The idea that the “expressive activities” policy had targeted speech in support of Gaza was highlighted in some of the remarks given at Sunday’s vigil.

Professor folklore and ethnomusicology David McDonald told vigil attendees that he’d recently loaded up 50 undergrads in a bus, to make a four-and-a-half-hour bus ride to East Lansing, Michigan, to see an exhibit of art by Samia Halaby, a Palestinian-American visual artist and IU alum.

A planned exhibit of Halaby’s work at IU’s Eskenazi Museum of Ara in February of this year was canceled due to what were described as security concerns.

McDonald told vigil attendees about the East Lansing exhibit: “In case you were wondering, there wasn’t a single security presence there. None of the paintings…in the least bit posed a security issue to any of us or any of the visitors, and that exhibition has been on full display for now two months.”

McDonald asked: “What was the reason then, that we could not engage with and experience Samia Halaby’s amazing work [on IU’s campus]?” McDonald answered his own question: “She’s a Palestinian woman.”

Before the vigil started, two IU officials answered questions from vigil attendees about where they could stand relative to the sidewalk and street, and some of the exchanges grew sharp, when vigil attendees started heading onto the plaza that is clearly part of campus.

Benjamin Hunter, who is associate vice president and superintendent for public safety, said, “We’re asking you to stay on the sidewalk.” Responded one attendee: “But we all have a right to be here!” Hunter replied, “Until we tell you to leave.”

Vicka Bell-Robinson, who is associate vice provost for involvement and belonging, was asked by a white woman, who was among the vigil goers: “As a Black woman, how does it make you feel to suppress constitutional rights when people of your race died for these constitutional rights, fought and died.
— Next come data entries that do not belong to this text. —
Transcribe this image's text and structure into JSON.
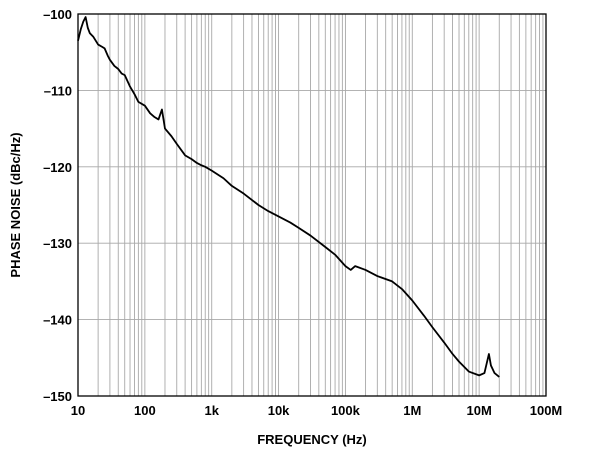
{
  "chart_data": {
    "type": "line",
    "title": "",
    "xlabel": "FREQUENCY (Hz)",
    "ylabel": "PHASE NOISE (dBc/Hz)",
    "xscale": "log",
    "xlim": [
      10,
      100000000
    ],
    "ylim": [
      -150,
      -100
    ],
    "x_ticks": [
      {
        "value": 10,
        "label": "10"
      },
      {
        "value": 100,
        "label": "100"
      },
      {
        "value": 1000,
        "label": "1k"
      },
      {
        "value": 10000,
        "label": "10k"
      },
      {
        "value": 100000,
        "label": "100k"
      },
      {
        "value": 1000000,
        "label": "1M"
      },
      {
        "value": 10000000,
        "label": "10M"
      },
      {
        "value": 100000000,
        "label": "100M"
      }
    ],
    "y_ticks": [
      {
        "value": -100,
        "label": "–100"
      },
      {
        "value": -110,
        "label": "–110"
      },
      {
        "value": -120,
        "label": "–120"
      },
      {
        "value": -130,
        "label": "–130"
      },
      {
        "value": -140,
        "label": "–140"
      },
      {
        "value": -150,
        "label": "–150"
      }
    ],
    "grid": true,
    "legend": "none",
    "series": [
      {
        "color": "#000000",
        "points": [
          [
            10,
            -103.5
          ],
          [
            11,
            -102.0
          ],
          [
            12,
            -101.0
          ],
          [
            13,
            -100.4
          ],
          [
            14,
            -101.8
          ],
          [
            15,
            -102.5
          ],
          [
            17,
            -103.0
          ],
          [
            20,
            -104.0
          ],
          [
            23,
            -104.3
          ],
          [
            25,
            -104.5
          ],
          [
            28,
            -105.5
          ],
          [
            30,
            -106.0
          ],
          [
            35,
            -106.8
          ],
          [
            40,
            -107.2
          ],
          [
            45,
            -107.8
          ],
          [
            50,
            -108.0
          ],
          [
            60,
            -109.5
          ],
          [
            70,
            -110.5
          ],
          [
            80,
            -111.5
          ],
          [
            100,
            -112.0
          ],
          [
            120,
            -113.0
          ],
          [
            140,
            -113.5
          ],
          [
            160,
            -113.8
          ],
          [
            180,
            -112.5
          ],
          [
            200,
            -115.0
          ],
          [
            250,
            -116.0
          ],
          [
            300,
            -117.0
          ],
          [
            400,
            -118.5
          ],
          [
            500,
            -119.0
          ],
          [
            600,
            -119.5
          ],
          [
            700,
            -119.8
          ],
          [
            800,
            -120.0
          ],
          [
            1000,
            -120.5
          ],
          [
            1500,
            -121.5
          ],
          [
            2000,
            -122.5
          ],
          [
            3000,
            -123.5
          ],
          [
            5000,
            -125.0
          ],
          [
            7000,
            -125.8
          ],
          [
            10000,
            -126.5
          ],
          [
            15000,
            -127.3
          ],
          [
            20000,
            -128.0
          ],
          [
            30000,
            -129.0
          ],
          [
            50000,
            -130.5
          ],
          [
            70000,
            -131.5
          ],
          [
            100000,
            -133.0
          ],
          [
            120000,
            -133.5
          ],
          [
            140000,
            -133.0
          ],
          [
            200000,
            -133.5
          ],
          [
            300000,
            -134.3
          ],
          [
            500000,
            -135.0
          ],
          [
            700000,
            -136.0
          ],
          [
            1000000,
            -137.5
          ],
          [
            1500000,
            -139.5
          ],
          [
            2000000,
            -141.0
          ],
          [
            3000000,
            -143.0
          ],
          [
            4000000,
            -144.5
          ],
          [
            5000000,
            -145.5
          ],
          [
            7000000,
            -146.8
          ],
          [
            10000000,
            -147.3
          ],
          [
            12000000,
            -147.0
          ],
          [
            14000000,
            -144.5
          ],
          [
            15000000,
            -146.0
          ],
          [
            17000000,
            -147.0
          ],
          [
            20000000,
            -147.5
          ]
        ]
      }
    ]
  }
}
How do you think Martin Luther King Jr. would feel about you being here?”

Bell-Robinson replied: “How do you think it makes me feel as a Black woman, to be out here at 11 o’clock at night on a Sunday, surrounded by white people?”

Loftman lent some support to Bell-Robinson’s perspective: “Hostile white people, when you get right down to it.”

There was pushback from a couple of voices: “We’re not all white!”

Later, McDonald would wrap up his remarks by saying, “I’m here because IU is worth fighting for. This campus is worth fighting for—its 200-year history is worth fighting for. Free speech is worth fighting for.”

McDonald added, “That’s why I’m here, and that’s why I hope that we keep doing this, until this policy gets thrown into the dustbin of history, where it belongs.”

Vigils are planned for the indefinite future on Sundays at Sample Gates, starting at 11 p.m.